Sunday, June 20, 2010

Eternal Interference


I am sitting at Barnes and Noble in Burlington, hoping to do some serious research and reading about suicide and the loss of children. My goal for the day was to see what was out for books such as the one I am working on. The bookstore is incredibly busy and I was very lucky to get a table by the window. A few minutes after Dan picked up the girls, I wandered off to get the stack of books to peruse. I was so excited to find Chicken Soup for the Grieving Soul and thought I would save that for last. After a moment of beginning to read, coffee in hand muffin near bye and surrounded by books an older woman came over and asked if she could borrow the chair at my table. I said “certainly” that my daughters were gone. To my surprise she then sat down with me at my table. At that moment I felt God let out a little chuckle, both for my lack of social skills and willingness to come out of my box and certainly for the cozy little plan I had. As planned I started to go over book after book with titles such as “The Worst Loss”, “I was not ready to say goodbye” and all of these were manageable as they were research more than gut wrenching. I continued to make certain I put the Chicken Soup book at the bottom of the pile. Until I was ready.

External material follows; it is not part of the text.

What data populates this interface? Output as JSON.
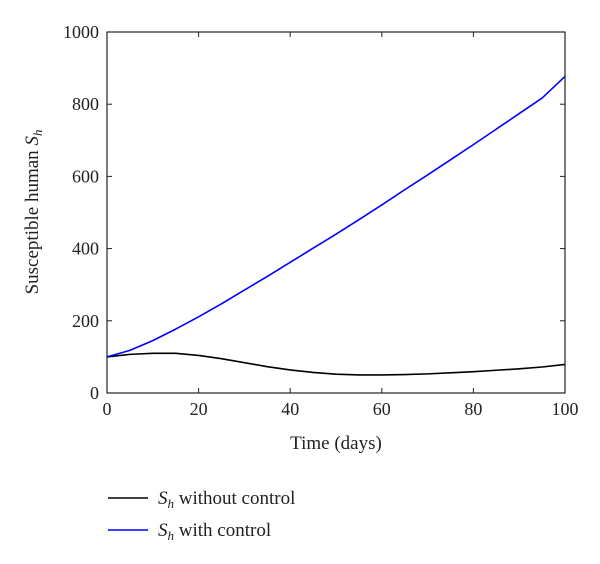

When I finally hit the bottom of my pile I took a deep breath and dug in for a welcome moment of heart break. The words for each story of grief were so accepted into my heart. Mothers, fathers grandmothers,grandfathers loss and love. So many spoke my words, did the things I do. They have put hand over heart, let body grieve as it needed, practiced breathing, held onto life, ached silently at dinner parties, teachers conferences, knew loss like sometimes I thought I only knew it. Suicide...Suicide happens to others. Suddenly I came to a story called “A LIGHT IN THE DARKNESS” about Adam a son who died at age 15. My throat begun to dry and a lump appeared. I suddenly realized that these stories were taking a toll on me and I began to contemplate how to keep my composure in the bookstore. As I looked up to give myself a break from the pain, I found myself staring up at the woman sharing my table, holding a blue book up to hear face and slowly pulling it back and forth contorting it and her eyes. I watched for a moment and quickly surmised the title of the book to be....”OPTICAL ILLUSIONS” and before I could stop it, that lump in my throat turned from utter gut wrenching torture to a laugh out loud that was noticed all around the cafe. A laugh I quickly tried to make look like it was from something I'd just read.

A few moments later I began again. This time opening the book right up to a story called “Legacy of Love'. I began to read of a young boy named Jarod ending his life and a quilt his mother began to make out of his clothing. So many times I have tried to figure out how to use Joshua's clothes and items now that he is gone. It reminded me of the guitar pic I wear around my neck. The more I read the more my body began to grieve for this mother, and odly seperate myself and my story and think only of her loss. That must be true empathy. I did not read it through my eyes, but through hers somehow. Again a lump formed in my throat. This time I felt a great force behind it and tried to stop the sobs before I lost all composer. Suddenly out of the blue, another older lady walked past my table, stopped and looked down at me. She spoke right to me and said “ I am going to sell my left leg on the black market” and without looking up at the time or even realizing that she just broke me from once again almost bursting into tears I replied “ oh yeah, how much do you think you could get for it”??? To which she said “25 cents” and we both laughed and laughed.

After that I got up and moved a bit away from the table and called my mom to tell her the odd day I was having at the Bookstore and how each person arrives at a moment when I need it the most. We joked, maybe I should stop reading this book, or maybe I should move tables or move the chair that continues to be occupied at my table?? As I finished the call I turned back to check that my things were all still where I'd left them and noticed a middle aged gentlemen of Indian decent occupying the chair. I chuckled, hung up and went over to sit and see what it was he had in store for me. Do I pick up the book again? Or do I just sit here? I then laughed at myself again. I think he might of sensed my anxiousness because he abruptly left! The book still sits in my lap and I contemplate picking it up again. Just a second ago a young girl just approached and asked if she could borrow my chair? I immediately said of course and wondered for a moment if she would as well lend me the gift of easing my pain as I delved so much into peoples pains of loss? Instead of sitting with me though, she picked up the chair and walked off. The end for my open chair day at Barnes And Noble.

Joshua has been gone for five years after taking his life. What he left for me in his stead was an eternal presence that I daily am accompanied by Angles who make the suffering, suffering I am so willing to do, just a little easier. As much as my body grieves, as much as my tears never end, as much as some-days I cant get out of bed, and often have to force myself to breath, I would not trade this journey. It was meant for me.